Built by the last king of Sri Lanka and Kandy, Wikrama Rajasinhe, in order to add beauty to the Temple of Tooth, Kandy lake is an artificial construction marking a remnant of the last ever Sri Lankan kingdom.
Originally called Kiri Muhuda or the Milky Ocean, the lake has an unfinished wall called the Valakulu Bamma or clouds wall. Its incompletion is due to the arrest and imprisonment of King Wikrama Rajasinhe in 1815 when the British invaded and took Kandy. At 2060 feet, the cloud wall remains standing today in its unfinished state; the triangular holes in it are used to light oil lamps.
The lake has an island at the centre which is also an artificial creation of the king. It was initially part of a dam, which King Ramasinghe had built across the lake, but it was soon destroyed from both ends, leaving just the island in the middle.
Legend has it that this island was actually used by the King’s helm for bathing, and was connected to the palace through a secret tunnel. On one side of the lake, there is also the bathing house for the queen, called the Dalada Maligawa.

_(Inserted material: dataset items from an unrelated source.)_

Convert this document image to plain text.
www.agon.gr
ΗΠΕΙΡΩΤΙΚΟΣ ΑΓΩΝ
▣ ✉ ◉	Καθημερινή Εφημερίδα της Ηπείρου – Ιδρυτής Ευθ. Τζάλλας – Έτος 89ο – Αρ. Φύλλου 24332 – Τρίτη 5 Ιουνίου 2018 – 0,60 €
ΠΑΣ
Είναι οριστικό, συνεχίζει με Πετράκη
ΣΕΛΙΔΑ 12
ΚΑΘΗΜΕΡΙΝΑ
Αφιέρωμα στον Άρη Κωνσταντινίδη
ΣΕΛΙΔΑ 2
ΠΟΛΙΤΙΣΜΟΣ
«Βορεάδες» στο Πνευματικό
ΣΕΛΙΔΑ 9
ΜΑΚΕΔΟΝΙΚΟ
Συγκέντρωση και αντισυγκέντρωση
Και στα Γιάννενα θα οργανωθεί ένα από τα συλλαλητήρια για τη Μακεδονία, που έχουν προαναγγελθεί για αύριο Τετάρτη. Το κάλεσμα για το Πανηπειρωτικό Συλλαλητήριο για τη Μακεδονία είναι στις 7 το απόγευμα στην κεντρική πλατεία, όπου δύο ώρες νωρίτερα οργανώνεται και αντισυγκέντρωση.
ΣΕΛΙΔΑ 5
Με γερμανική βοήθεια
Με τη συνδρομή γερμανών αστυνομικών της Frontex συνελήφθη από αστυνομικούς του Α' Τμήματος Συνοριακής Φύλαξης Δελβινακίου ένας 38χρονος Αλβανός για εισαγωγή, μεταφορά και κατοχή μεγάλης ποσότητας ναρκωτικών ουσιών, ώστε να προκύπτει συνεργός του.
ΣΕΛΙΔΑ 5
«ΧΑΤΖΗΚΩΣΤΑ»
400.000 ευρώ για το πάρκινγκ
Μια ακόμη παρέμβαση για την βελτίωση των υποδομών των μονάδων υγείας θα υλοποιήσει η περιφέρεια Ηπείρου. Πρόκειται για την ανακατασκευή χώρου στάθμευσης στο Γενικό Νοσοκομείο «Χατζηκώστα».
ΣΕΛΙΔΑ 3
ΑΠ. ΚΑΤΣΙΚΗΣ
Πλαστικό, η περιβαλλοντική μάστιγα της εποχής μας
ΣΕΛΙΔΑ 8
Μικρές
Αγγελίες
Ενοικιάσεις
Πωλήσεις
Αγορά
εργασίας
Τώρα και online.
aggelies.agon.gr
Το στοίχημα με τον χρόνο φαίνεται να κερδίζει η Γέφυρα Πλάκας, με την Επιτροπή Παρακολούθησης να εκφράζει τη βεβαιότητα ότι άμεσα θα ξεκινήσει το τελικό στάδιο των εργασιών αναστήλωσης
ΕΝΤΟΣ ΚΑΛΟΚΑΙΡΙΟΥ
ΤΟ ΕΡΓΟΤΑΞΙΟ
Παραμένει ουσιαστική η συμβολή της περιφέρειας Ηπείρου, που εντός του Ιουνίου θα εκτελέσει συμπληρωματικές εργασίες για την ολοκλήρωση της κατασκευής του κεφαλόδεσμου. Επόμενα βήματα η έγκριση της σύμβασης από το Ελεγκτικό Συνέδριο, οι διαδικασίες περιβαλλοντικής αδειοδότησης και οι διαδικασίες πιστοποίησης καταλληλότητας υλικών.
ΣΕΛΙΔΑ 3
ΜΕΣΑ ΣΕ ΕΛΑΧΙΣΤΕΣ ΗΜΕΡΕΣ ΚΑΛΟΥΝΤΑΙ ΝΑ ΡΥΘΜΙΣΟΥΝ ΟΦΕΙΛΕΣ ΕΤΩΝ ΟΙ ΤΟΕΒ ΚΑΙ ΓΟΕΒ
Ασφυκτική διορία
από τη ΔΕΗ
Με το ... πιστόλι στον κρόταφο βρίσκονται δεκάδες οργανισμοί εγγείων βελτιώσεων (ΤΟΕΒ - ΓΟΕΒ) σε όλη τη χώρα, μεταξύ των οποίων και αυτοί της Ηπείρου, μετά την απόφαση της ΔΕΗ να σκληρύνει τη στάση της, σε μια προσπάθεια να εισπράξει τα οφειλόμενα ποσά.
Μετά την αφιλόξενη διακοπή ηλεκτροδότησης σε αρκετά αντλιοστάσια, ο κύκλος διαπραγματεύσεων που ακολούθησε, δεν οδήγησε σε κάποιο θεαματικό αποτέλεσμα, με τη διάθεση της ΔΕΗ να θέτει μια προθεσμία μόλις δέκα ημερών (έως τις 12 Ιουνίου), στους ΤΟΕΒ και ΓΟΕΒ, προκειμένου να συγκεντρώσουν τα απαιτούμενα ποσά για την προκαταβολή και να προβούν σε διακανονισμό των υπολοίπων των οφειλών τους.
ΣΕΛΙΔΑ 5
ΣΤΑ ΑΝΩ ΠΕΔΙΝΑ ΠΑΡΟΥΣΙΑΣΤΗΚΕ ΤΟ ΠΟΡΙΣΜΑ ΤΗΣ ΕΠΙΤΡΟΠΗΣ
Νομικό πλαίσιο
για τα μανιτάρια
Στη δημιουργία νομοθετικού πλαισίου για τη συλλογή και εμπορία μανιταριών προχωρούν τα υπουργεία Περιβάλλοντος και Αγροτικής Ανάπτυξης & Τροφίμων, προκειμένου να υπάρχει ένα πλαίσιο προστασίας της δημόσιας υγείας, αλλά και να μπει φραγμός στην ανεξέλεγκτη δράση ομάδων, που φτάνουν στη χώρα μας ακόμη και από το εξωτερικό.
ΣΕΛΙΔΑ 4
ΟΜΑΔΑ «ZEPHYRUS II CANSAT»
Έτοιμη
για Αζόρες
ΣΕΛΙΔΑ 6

There are also many protections put in place for Kandy Lake, one of them being the prohibition of fishing. The lake has reduced considerably over the years, to having a perimeter of just less than 3.5 kilometres, although when initially built, it was much bigger than that.
Having been built on excavated paddy fields, this lake is highly protected as it’s considered extremely important in maintaining the decor of Kandy along with many auspicious stories related to it.
It has now become one of the most revered sights in Sri Lanka, especially due to the legendary stories about it and its man-made characteristics which make it a sight of wonder.